In the case of Spotify, its Swedish founder, Daniel Ek, spoke often about his love of music and how he would save the music industry. Even as musicians like Taylor Swift, Thom Yorke, and Prince kept their music off Spotify and criticized its business model, Ek kept talking about the way giving music away for free would help everyone.
But another annual report is in, and it seems like Spotify still hasn’t figured out something pretty basic: How to earn a profit. Even with 28 million paid subscribers and 2015 revenues up to almost 2 billion Euros, the company lost even more than it did the year before: It’s down by 173 million Euros. A lot of this comes from its royalties, as well as from investment on its platform to compete with Apple and other streamers.
Tech companies, of course, often lose money, especially at first. They hope to break through with an initial public offering and to scale their way to profitability. But does Spotify have that much room to grow at this point? One analyst tells the Financial Times that he doesn’t see the service suddenly figuring out how to do it:
Mark Mulligan, analyst at Midia Research, said that while the growth of Spotify’s top line was positive, “the fundamentals remain that it’s not a profitable business and it’s difficult to see how it will get to be a profitable business”.
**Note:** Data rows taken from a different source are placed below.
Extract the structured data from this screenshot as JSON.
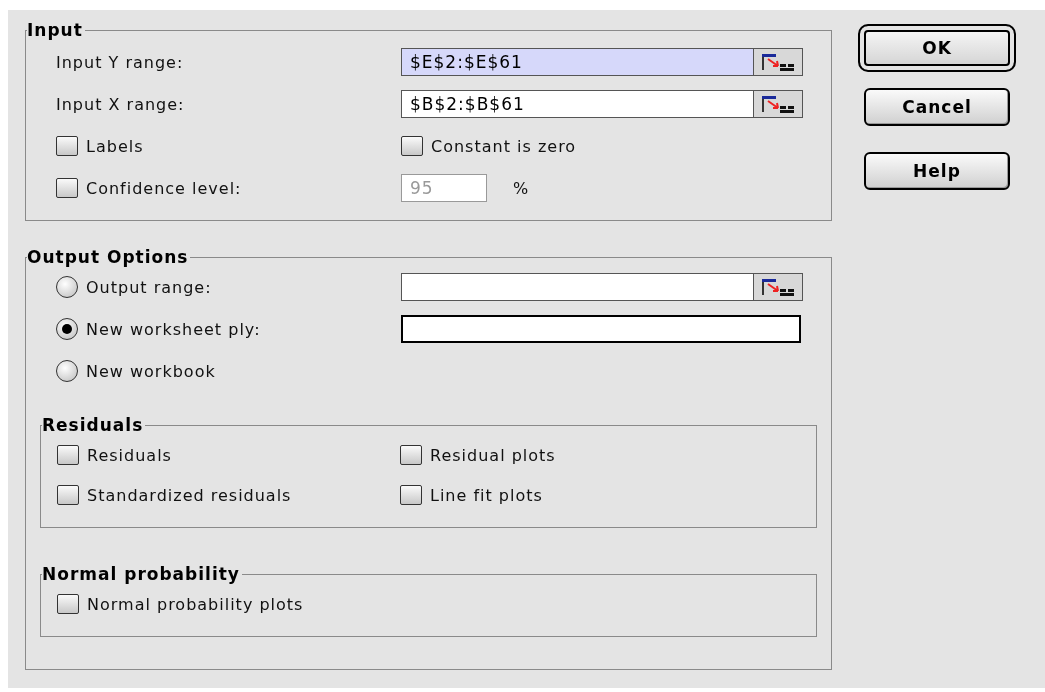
{
  "input": {
    "title": "Input",
    "ranges": [
      {
        "label": "Input Y range:",
        "value": "$E$2:$E$61",
        "selected": true
      },
      {
        "label": "Input X range:",
        "value": "$B$2:$B$61",
        "selected": false
      }
    ],
    "options": [
      {
        "label": "Labels",
        "checked": false
      },
      {
        "label": "Constant is zero",
        "checked": false
      }
    ],
    "confidence": {
      "label": "Confidence level:",
      "checked": false,
      "value": "95",
      "disabled": true,
      "unit": "%"
    }
  },
  "output": {
    "title": "Output Options",
    "choices": [
      {
        "label": "Output range:",
        "selected": false,
        "kind": "range"
      },
      {
        "label": "New worksheet ply:",
        "selected": true,
        "kind": "text"
      },
      {
        "label": "New workbook",
        "selected": false
      }
    ],
    "groups": [
      {
        "title": "Residuals",
        "options": [
          {
            "label": "Residuals",
            "checked": false
          },
          {
            "label": "Residual plots",
            "checked": false
          },
          {
            "label": "Standardized residuals",
            "checked": false
          },
          {
            "label": "Line fit plots",
            "checked": false
          }
        ]
      },
      {
        "title": "Normal probability",
        "options": [
          {
            "label": "Normal probability plots",
            "checked": false
          }
        ]
      }
    ]
  },
  "buttons": [
    {
      "label": "OK",
      "default": true
    },
    {
      "label": "Cancel",
      "default": false
    },
    {
      "label": "Help",
      "default": false
    }
  ]
}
When Ek talks about the effect his service will have on musicians and the business, an idealism typically comes across. Here’s an interview he gave to The Guardian:
“We’re getting better and better at giving upcoming artists exposure on the service and creating tools to give those new artists a way to market themselves. In the future, people will listen to more music from a bigger variety of artists,” said Ek. “And if we build the revenue model around ‘freemium’ [a business model that gives basic products away for free], the music industry will be much larger than it’s ever been before, more artists will be able to make a living by being artists and more people will listen in turn.”
Musicians – including Swift -- hate the “freemium” plan, which earns them almost nothing.
So if Spotify can’t break even with paid subscriptions and the advertising on its free service, how can it? One way that Spotify could make money is by having its playlists -- which are important ways that musicians get heard – paid for by the record labels. Of course, payola is still illegal.
There is some informed speculation on how blurry the lines currently are between the labels and the streaming platform. This Billboard story shows how complex and opaque the relationships are: Spotify has said that it won't allow its playlists to be manipulated. Major labels own much of the service, though, so it's in their interest for their songs to show up on playlists. We can only guess how it works out in practice.
Another thing Spotify might do is pay artists and labels less: The tech companies all have very active lobbying budgets.
And Spotify could also, as hard as it is to imagine in tech-loving times, go bankrupt.
It’s worth remembering that labels, management companies, and record stores – all the things that digital types love to paint as part of a decrepit old world – only last as long as they at least break even.
When a company as big as Spotify enrages musicians and still hasn’t figured out a way to make money on the one thing it does, it makes you wonder if the disruption was really a great idea.